Délivrance - de John Boorman - Critique

     L'histoire est assez simple : il s'agit d'une bande de 4 hommes qui décident de descendre une rivière pour la dernière fois avant que ce ne soit plus possible, puis que l'inondation de la ville et de la vallée est en projet. Malheureusement, cette virée en canoë au coeur des rapides vire au cauchemar suite à une mauvaise rencontre... Je ne donnerai pas beaucoup plus de détails sur la suite car Délivrance nous prend par surprise avec une violence inattendue ; je ne pensais pas que le film serait si éprouvant si rapidement.

 

     L'intrigue commence assez tranquillement avec la présentation des personnages : une bande d'amis plutôt insouciants, comme on pouvait l'être dans les années 70, qui partent à l'aventure ensemble malgré leurs personnalités toutes différentes. Menés par Lewis, un homme rustre dont la philosophie est basée sur un retour de l'Homme face à la nature, ils abandonnent leurs voitures à des types qu'ils ne connaissent pas, mais à qui ils font confiance pour ramener leurs véhicules dans une autre ville en contrebas, étape finale de leur descente.
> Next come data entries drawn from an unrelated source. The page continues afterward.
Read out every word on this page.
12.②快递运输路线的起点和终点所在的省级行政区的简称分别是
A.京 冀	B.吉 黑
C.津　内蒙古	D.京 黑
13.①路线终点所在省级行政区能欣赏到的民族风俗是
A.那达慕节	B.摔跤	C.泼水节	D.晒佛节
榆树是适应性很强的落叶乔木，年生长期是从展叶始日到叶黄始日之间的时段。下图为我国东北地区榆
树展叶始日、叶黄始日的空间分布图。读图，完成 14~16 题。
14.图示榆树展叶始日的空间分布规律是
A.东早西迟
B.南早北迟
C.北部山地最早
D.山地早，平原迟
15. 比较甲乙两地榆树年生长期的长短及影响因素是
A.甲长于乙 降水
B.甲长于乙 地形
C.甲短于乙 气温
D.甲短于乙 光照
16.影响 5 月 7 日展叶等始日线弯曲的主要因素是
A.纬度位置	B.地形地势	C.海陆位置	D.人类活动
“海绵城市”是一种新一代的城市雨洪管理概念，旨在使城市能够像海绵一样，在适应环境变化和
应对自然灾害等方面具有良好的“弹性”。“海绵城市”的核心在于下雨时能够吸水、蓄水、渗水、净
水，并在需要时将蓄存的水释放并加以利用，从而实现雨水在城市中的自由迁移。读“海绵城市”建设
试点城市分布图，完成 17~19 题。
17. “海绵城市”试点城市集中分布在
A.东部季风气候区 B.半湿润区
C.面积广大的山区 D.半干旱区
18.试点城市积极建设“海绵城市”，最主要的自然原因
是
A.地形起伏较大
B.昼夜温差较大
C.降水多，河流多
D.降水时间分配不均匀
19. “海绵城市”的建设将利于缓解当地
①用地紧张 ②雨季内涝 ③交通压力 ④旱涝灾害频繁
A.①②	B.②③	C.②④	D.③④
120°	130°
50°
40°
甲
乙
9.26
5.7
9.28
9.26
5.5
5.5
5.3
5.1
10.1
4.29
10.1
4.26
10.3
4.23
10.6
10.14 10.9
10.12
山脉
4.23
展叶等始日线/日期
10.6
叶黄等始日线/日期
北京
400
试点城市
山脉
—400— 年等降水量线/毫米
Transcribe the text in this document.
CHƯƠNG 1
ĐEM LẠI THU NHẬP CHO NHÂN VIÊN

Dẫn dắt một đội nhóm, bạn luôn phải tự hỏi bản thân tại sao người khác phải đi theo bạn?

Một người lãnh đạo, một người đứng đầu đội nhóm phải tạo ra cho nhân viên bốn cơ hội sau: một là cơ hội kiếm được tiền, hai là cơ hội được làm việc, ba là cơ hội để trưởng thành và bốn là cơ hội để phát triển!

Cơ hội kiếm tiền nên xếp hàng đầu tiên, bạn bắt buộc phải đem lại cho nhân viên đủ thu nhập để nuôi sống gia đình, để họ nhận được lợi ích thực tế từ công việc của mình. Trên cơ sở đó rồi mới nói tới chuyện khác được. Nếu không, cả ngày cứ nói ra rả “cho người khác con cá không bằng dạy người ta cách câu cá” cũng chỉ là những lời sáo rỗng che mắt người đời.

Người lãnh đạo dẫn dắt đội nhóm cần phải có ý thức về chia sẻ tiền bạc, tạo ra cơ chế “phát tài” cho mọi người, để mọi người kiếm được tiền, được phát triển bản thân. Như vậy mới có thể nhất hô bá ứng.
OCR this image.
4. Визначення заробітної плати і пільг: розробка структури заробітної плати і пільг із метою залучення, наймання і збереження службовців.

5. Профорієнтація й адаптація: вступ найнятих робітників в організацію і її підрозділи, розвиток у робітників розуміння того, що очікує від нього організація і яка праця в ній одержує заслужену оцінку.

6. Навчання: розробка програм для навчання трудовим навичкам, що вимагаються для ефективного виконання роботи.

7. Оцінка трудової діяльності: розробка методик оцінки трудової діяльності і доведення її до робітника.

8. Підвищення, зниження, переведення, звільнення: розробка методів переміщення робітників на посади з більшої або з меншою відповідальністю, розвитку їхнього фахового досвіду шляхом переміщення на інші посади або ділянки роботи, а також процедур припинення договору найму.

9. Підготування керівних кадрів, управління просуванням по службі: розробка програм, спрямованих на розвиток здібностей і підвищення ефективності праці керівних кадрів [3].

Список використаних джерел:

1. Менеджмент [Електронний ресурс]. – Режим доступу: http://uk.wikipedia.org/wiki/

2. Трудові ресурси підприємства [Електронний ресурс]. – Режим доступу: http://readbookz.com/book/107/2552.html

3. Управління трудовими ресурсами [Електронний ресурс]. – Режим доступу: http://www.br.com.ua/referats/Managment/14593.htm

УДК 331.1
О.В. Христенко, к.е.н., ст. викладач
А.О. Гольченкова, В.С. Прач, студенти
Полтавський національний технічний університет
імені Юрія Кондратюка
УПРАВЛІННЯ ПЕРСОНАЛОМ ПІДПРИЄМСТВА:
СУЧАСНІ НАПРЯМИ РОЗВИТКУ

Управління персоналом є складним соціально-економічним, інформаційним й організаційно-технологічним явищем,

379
Avant ça, on a droit à une séduisante scène musicale au banjo qui m'a filé un grand sourire. Tout semblait démarrer dans le meilleur des mondes (enfin, avant que la séquence ne devienne plus sombre et qu'on comprenne qu'il y a des histoires de consanguinité).

 

Délivrance - de John Boorman - Critique
Délivrance - de John Boorman - Critique

       Délivrance offre plusieurs scènes que j'ai trouvé très intéressantes, comme la manière avec laquelle la rivière nous est dévoilée pour la première fois. Les personnages mettent un certain temps avant de la dénicher, comme un trésor caché au milieu de la forêt, et sa première apparition est lumineuse et scintillante. J'ai beaucoup aimé le fait qu'elle nous soit révélée à la façon d'un coffre rempli d'or, devant lequel Lewis et Ed s'émerveillent.

 

Délivrance - de John Boorman - Critique

       Passée cette scène, tout ce qui suivra ne laissera plus aucun répit aux personnages, dans une histoire de traque, de vengeance, de chasse à l'homme qui laissera des séquelles à chacun d'entre eux de manière différente. Le personnage de Lewis est antipathique malgré son efficacité, j'ai cependant adoré son côté instinctif et l'idée de lui avoir collé un arc et des flèches pour le rapprocher de l'homme primitif. Burt Reynolds est excellent dans le rôle. De plus, le thème de la chasse permet de rapprocher Délivrance de The Deer Hunter, dans l'idée qu'il est difficile de passer à l'acte, et que les personnages vont traverser des épreuves qui vont les traumatiser.

 

Délivrance - de John Boorman - Critique

      J'ai, ceci dit, davantage été sensible au personnage de Jon Voight, qui porte une grande partie du film sur ses épaules. C'est la première fois que je découvre l'un de ses rôles étant jeune, je suis davantage habitué à ses films récents. L'acteur est parfait du début à la fin, notamment lors de la séquence de l'agression, mais aussi lors d'une autre scène (ci-dessous) dont j'ai apprécié l'angle de vue.

 

Délivrance - de John Boorman - Critique
Délivrance - de John Boorman - Critique

      Pour conclure, je dirais que la force de Délivrance réside dans ses ambiances sonores qui résonnent de manière obsédante. Il y a un vrai travail du son, au-delà de la musique très sombre, qui permet de créer une atmosphère assez glaçante. Je pense par exemple au moment où Ed crie "Drew !" plusieurs fois et que son appel résonne dans la forêt de manière très étrange et angoissante. L'effet est saisissant.

 

Délivrance - de John Boorman - Critique

     Je remercie à nouveau El profe de español pour m'avoir poussé à voir Délivrance car, à part plusieurs exceptions comme justement The Deer Hunter, la décennie 1970 est celle qui me parle le moins au cinéma. J'ai retrouvé de nombreux aspects du film de Cimino dans celui-ci (le thème de la chasse à l'homme, des traumatismes face à la cruauté, de la bestialité de la nature humaine) et ça m'a beaucoup plu. Je réfléchis encore quelques jours avant de l'intégrer à mon top 500, mais je pense que ça se fera.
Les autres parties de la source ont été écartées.